A career highlight for Andersen was her work on Winerywise, a sustainability program for Washington wineries. It began as a grassroots effort in 2007, with different representatives of the wine industry coming together to create guidelines and assemble resources for sustainable winemaking practices. In 2010, the program gained significant traction and created online resources thanks to grants from the Washington State Department of Agriculture and the Department of Labor and Industries. Andersen helped lead the development of the program and later chaired the Winerywise steering committee. "It was challenging but also rewarding to see that come to fruition and actually be put out," she said (interview). The goal was to make available a range of resources that wineries could tap into to help them take steps to become more sustainable.
Today  Winerywise lives on under the guise of Sustainable WA. This program is based on the original educational foundation of Winerywise, scaled up to work toward a certification program to acknowledge properties that commit to sustainable grape-growing practices (certification for sustainable winery practices is expected to be added later).

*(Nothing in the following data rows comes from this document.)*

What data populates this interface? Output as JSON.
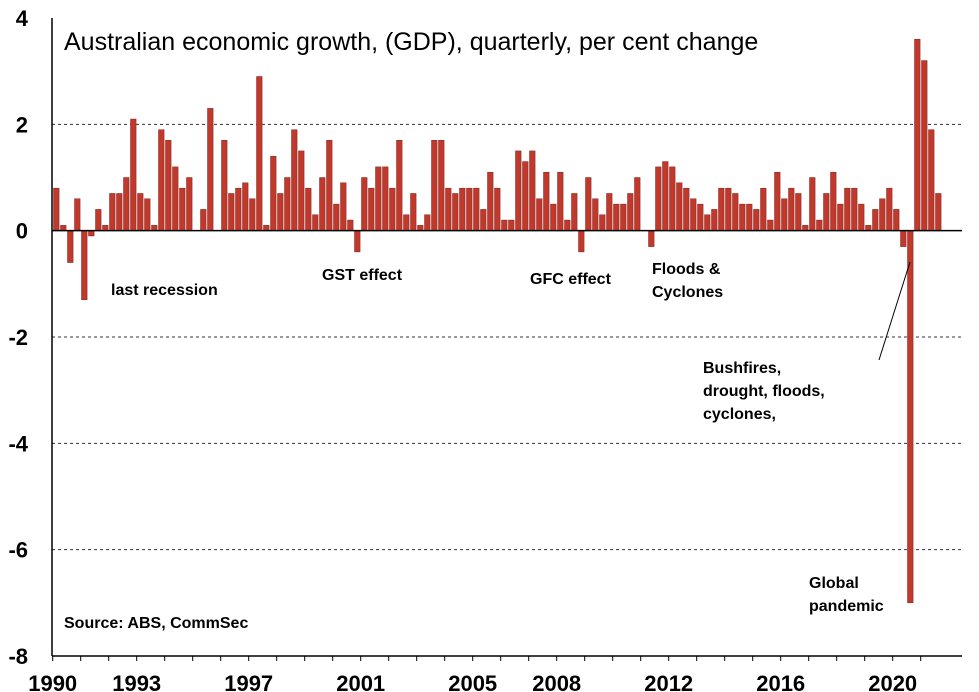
{
  "chart_data": {
    "type": "bar",
    "title": "Australian economic growth, (GDP), quarterly, per cent change",
    "source": "Source: ABS, CommSec",
    "start_year": 1990,
    "ylim": [
      -8,
      4
    ],
    "y_ticks": [
      "4",
      "2",
      "0",
      "-2",
      "-4",
      "-6",
      "-8"
    ],
    "x_tick_labels": [
      "1990",
      "1993",
      "1997",
      "2001",
      "2005",
      "2008",
      "2012",
      "2016",
      "2020"
    ],
    "grid": "horizontal dashed",
    "bar_color": "#c0392b",
    "annotations": {
      "last_recession": "last recession",
      "gst": "GST effect",
      "gfc": "GFC effect",
      "floods_1": "Floods &",
      "floods_2": "Cyclones",
      "bush_1": "Bushfires,",
      "bush_2": "drought, floods,",
      "bush_3": "cyclones,",
      "pandemic_1": "Global",
      "pandemic_2": "pandemic"
    },
    "values": [
      0.8,
      0.1,
      -0.6,
      0.6,
      -1.3,
      -0.1,
      0.4,
      0.1,
      0.7,
      0.7,
      1.0,
      2.1,
      0.7,
      0.6,
      0.1,
      1.9,
      1.7,
      1.2,
      0.8,
      1.0,
      0.0,
      0.4,
      2.3,
      0.0,
      1.7,
      0.7,
      0.8,
      0.9,
      0.6,
      2.9,
      0.1,
      1.4,
      0.7,
      1.0,
      1.9,
      1.5,
      0.8,
      0.3,
      1.0,
      1.7,
      0.5,
      0.9,
      0.2,
      -0.4,
      1.0,
      0.8,
      1.2,
      1.2,
      0.8,
      1.7,
      0.3,
      0.7,
      0.1,
      0.3,
      1.7,
      1.7,
      0.8,
      0.7,
      0.8,
      0.8,
      0.8,
      0.4,
      1.1,
      0.8,
      0.2,
      0.2,
      1.5,
      1.3,
      1.5,
      0.6,
      1.1,
      0.5,
      1.1,
      0.2,
      0.7,
      -0.4,
      1.0,
      0.6,
      0.3,
      0.7,
      0.5,
      0.5,
      0.7,
      1.0,
      0.0,
      -0.3,
      1.2,
      1.3,
      1.2,
      0.9,
      0.8,
      0.6,
      0.5,
      0.3,
      0.4,
      0.8,
      0.8,
      0.7,
      0.5,
      0.5,
      0.4,
      0.8,
      0.2,
      1.1,
      0.6,
      0.8,
      0.7,
      0.1,
      1.0,
      0.2,
      0.7,
      1.1,
      0.5,
      0.8,
      0.8,
      0.5,
      0.1,
      0.4,
      0.6,
      0.8,
      0.4,
      -0.3,
      -7.0,
      3.6,
      3.2,
      1.9,
      0.7
    ]
  }
}
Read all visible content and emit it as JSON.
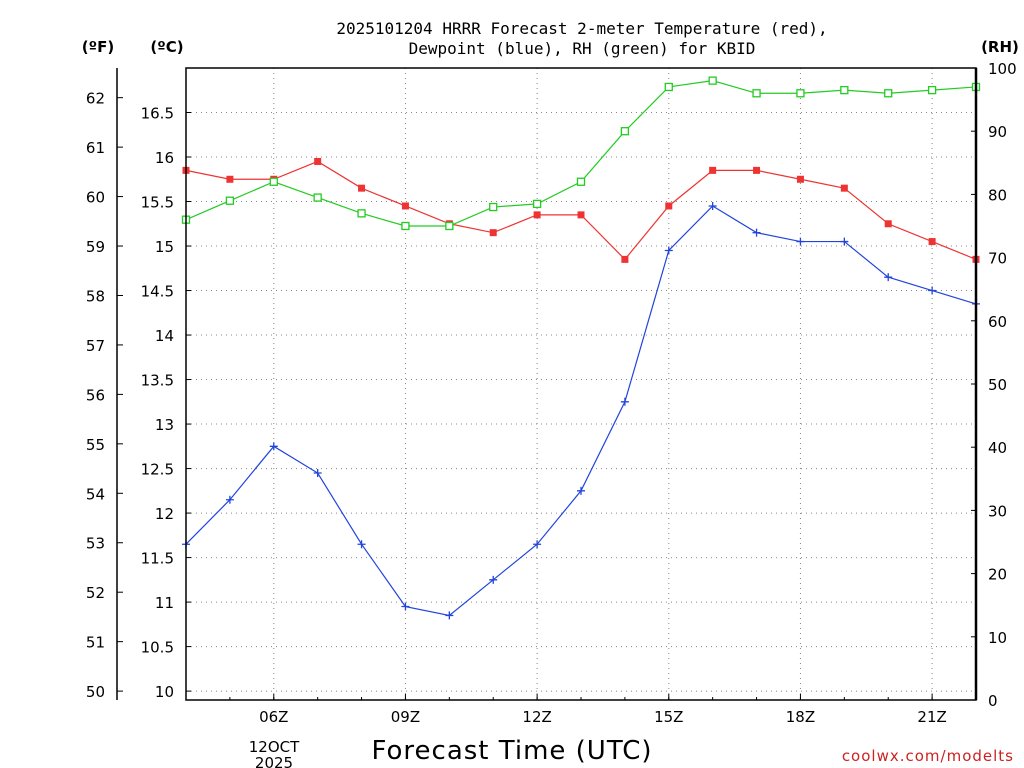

In 2017, Andersen received the "Industry Service" award from the Washington Winegrowers Association in recognition of "her pioneering spirit in the wine industry." The award cited the Winerywise program and recognized Andersen for having become "the go-to person for questions about organic winemaking. She had taken primary leadership in drawing awareness to, and encouraging improvement of, sustainable practices in Washington wineries" ("Recognizing Winegrape ...")
The Joy in her Work
Andersen, who retired in 2017, drew a great deal of pleasure from the work environments she inhabited for so many years, which included many different people with whom to collaborate and problem-solve. "It sure makes work more fun, being around people you enjoy every day, more ideas, more energy, working together to make better wine," she said. "I enjoyed being able to see what the job at hand was and have to determine how to make that happen" (interview). She was most happy behind the scenes, puzzling away at things, making wine, working with various teams on projects. She laughs at the notion that she might have stepped away from Chateau Ste. Michelle at some point, to maybe launch her own winery or vineyard. She never wished for that, never longed to go solo. Preferring to stay out of the spotlight helped contribute to her being what one writer called "among the least-known top winemakers in the Pacific Northwest" (Woehler).
Andersen relishes having more time now for pastimes, including one favorite that always managed to be last on the list when life was much busier: reading. She enjoys the world of winemaking as an observer and a supporter. One of her sons is a viticulturalist in Oregon, and his wife works in the wine industry as well. Through family and colleagues she worked beside over the years, ties to the world of wine are never far away.